An infectious disease expert explains what to know about the virus’ mutation now.
If you check the Centers for Disease Control and Prevention COVID-19 data tracker, which tracks cases in each state, much of the country is colored bright red, indicating a high rate of transmission of COVID.
A large chunk of the population is still unvaccinated against COVID-19, fewer people are wearing masks, and more people are getting together—all while the highly contagious Delta variant of the coronavirus continues to spread.
Last week, the CDC recommended that even vaccinated people wear masks indoors in areas with substantial or high rates of transmission to try to turn the tide and reduce cases. That recommendation was based in part on data gathered from a July 4th holiday COVID outbreak in Provincetown, MA that seemed to indicate that even vaccinated people could spread the virus. The news left many confused and concerned about just how well they are protected.
There is danger in reading too much into this case, however, said Adam Lauring, M.D. Ph.D., an infectious disease specialist at Michigan Medicine.
"While this is clearly something to pay attention to, in the CDC report, they are pretty clear in the discussion about the limitations and what they are saying and not saying. Of course, not everyone made it that far," noted Lauring. For example, as more people are vaccinated, it follows that more cases detected will be in vaccinated individuals.
Lauring also noted that a nasal swab COVID test measures how much viral RNA is present in a person's nose but can't measure how much of that virus is infectious. "The amount of genome present is a marker, but it is not the same thing as saying these people are equally as infectious," said Lauring.
Another important point is that a swab is taken at one moment in time.
"You could picture a situation where vaccinated people with Delta have a really steep rise and then a really steep fall in the amount of virus shed, whereas an unvaccinated person would have a steep rise that would remain high for longer."
Even with all the unknowns, what was true before Delta is true now: the majority of cases will be in unvaccinated people. But, he added, "the big change is before, we were thinking vaccinated people would not transmit that often, whereas it appears that vaccinated people with the Delta variant will transmit more often than with other variants," said Lauring.
What does this mean practically?
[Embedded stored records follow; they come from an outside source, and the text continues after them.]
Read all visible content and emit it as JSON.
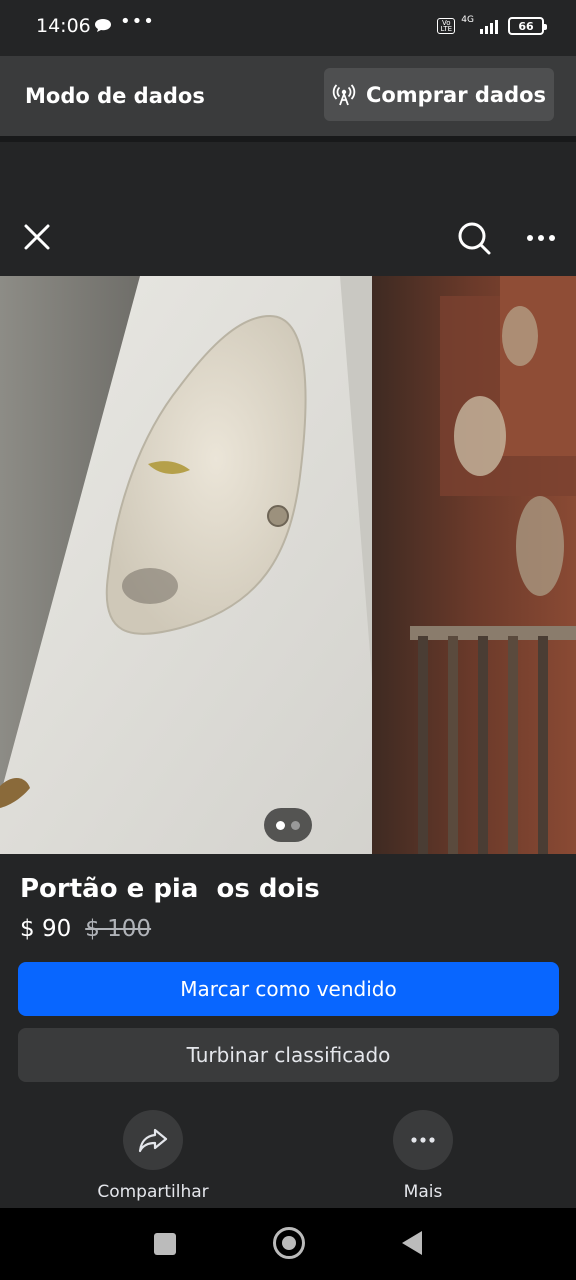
{
  "status_bar": {
    "time": "14:06",
    "icons": [
      "chat-bubble-icon",
      "more-dots-icon"
    ],
    "volte_label": "VoLTE",
    "network": "4G",
    "battery": "66"
  },
  "data_banner": {
    "mode_label": "Modo de dados",
    "buy_label": "Comprar dados"
  },
  "topbar": {
    "icons": [
      "close-icon",
      "search-icon",
      "more-icon"
    ]
  },
  "photo": {
    "current_page": 1,
    "total_pages": 2
  },
  "listing": {
    "title": "Portão e pia  os dois",
    "price": "$ 90",
    "old_price": "$ 100"
  },
  "buttons": {
    "mark_sold": "Marcar como vendido",
    "boost": "Turbinar classificado"
  },
  "actions": {
    "share": "Compartilhar",
    "more": "Mais"
  },
  "colors": {
    "accent": "#0866ff",
    "background": "#242526",
    "surface": "#3a3b3c"
  }
}
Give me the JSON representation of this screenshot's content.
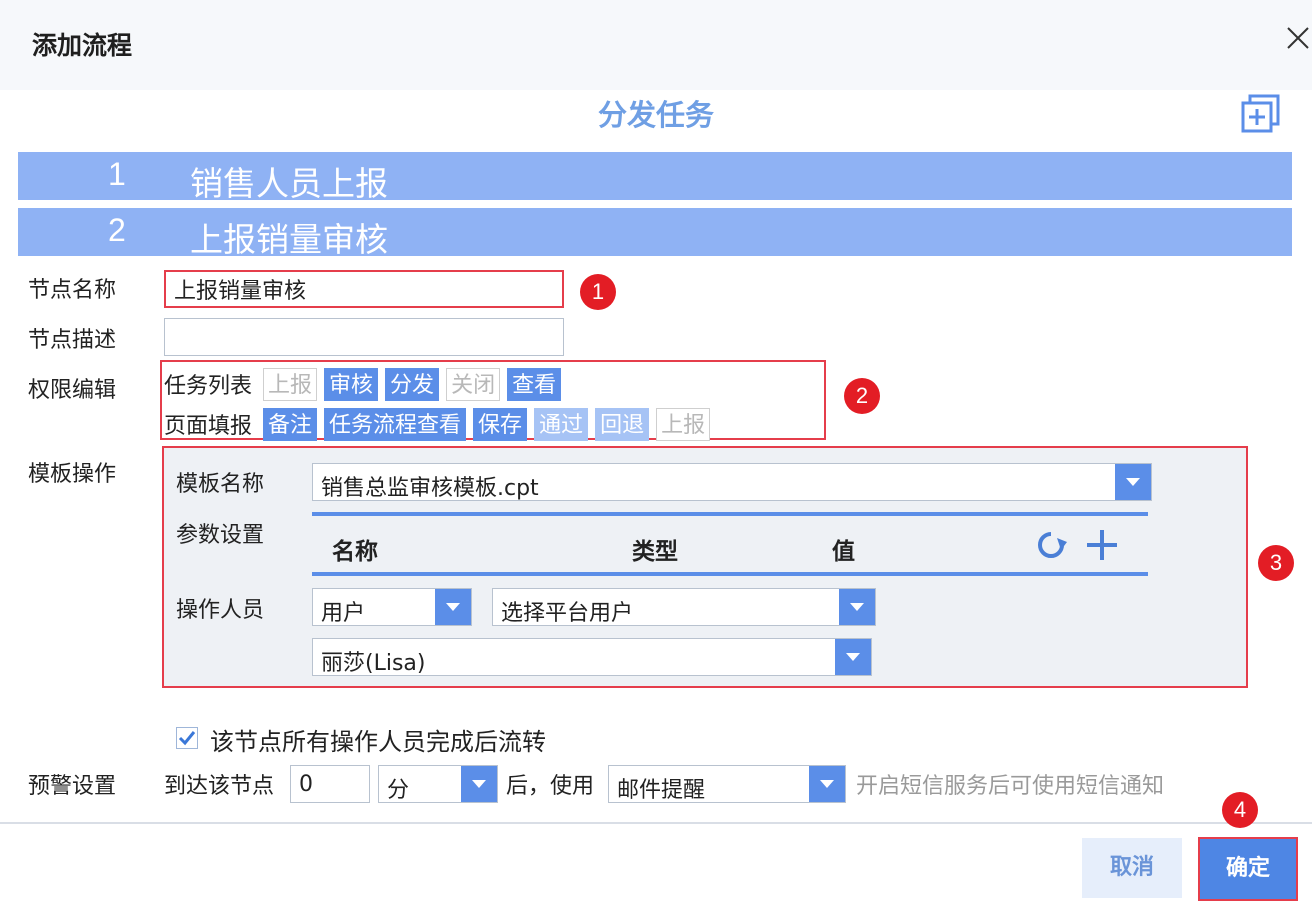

This means that it will take additional measures, like wearing masks in certain situations—such as indoor spaces with a lot of local cases—in addition to vaccines to stop the spread of COVID.
Early data show that the vaccines are still more than 80% effective at preventing severe illness and death and are still reducing transmission.
As far as boosters go, said Lauring, "I'm more concerned about people who have not been vaccinated at all."
And in the U.S., case counts continue to be highest in areas with low vaccination rates, evidence that the vaccines are working against all variants.
What about kids under 12 who don't yet have an approved COVID vaccine?
Lauring noted that the risk of severe illness and death is low for children and that hasn't changed, even with Delta. But as more adults become vaccinated, more of any future cases will be in unvaccinated people, including kids.
"The more transmissible the virus is, the higher the percentage of immune people you'll need to shut down transmission."
The best thing to do to protect kids, immunocompromised individuals and to reduce the chance for the emergence of even more transmissible variants remains to get as many people vaccinated against COVID-19 as possible to safely approach herd immunity.
Lauring noted that COVID is probably here to stay.
"My sense is people are coming to grips with what that means. From a policy level, we'll have to figure out what level of circulation and hospitalization we are comfortable with," he said.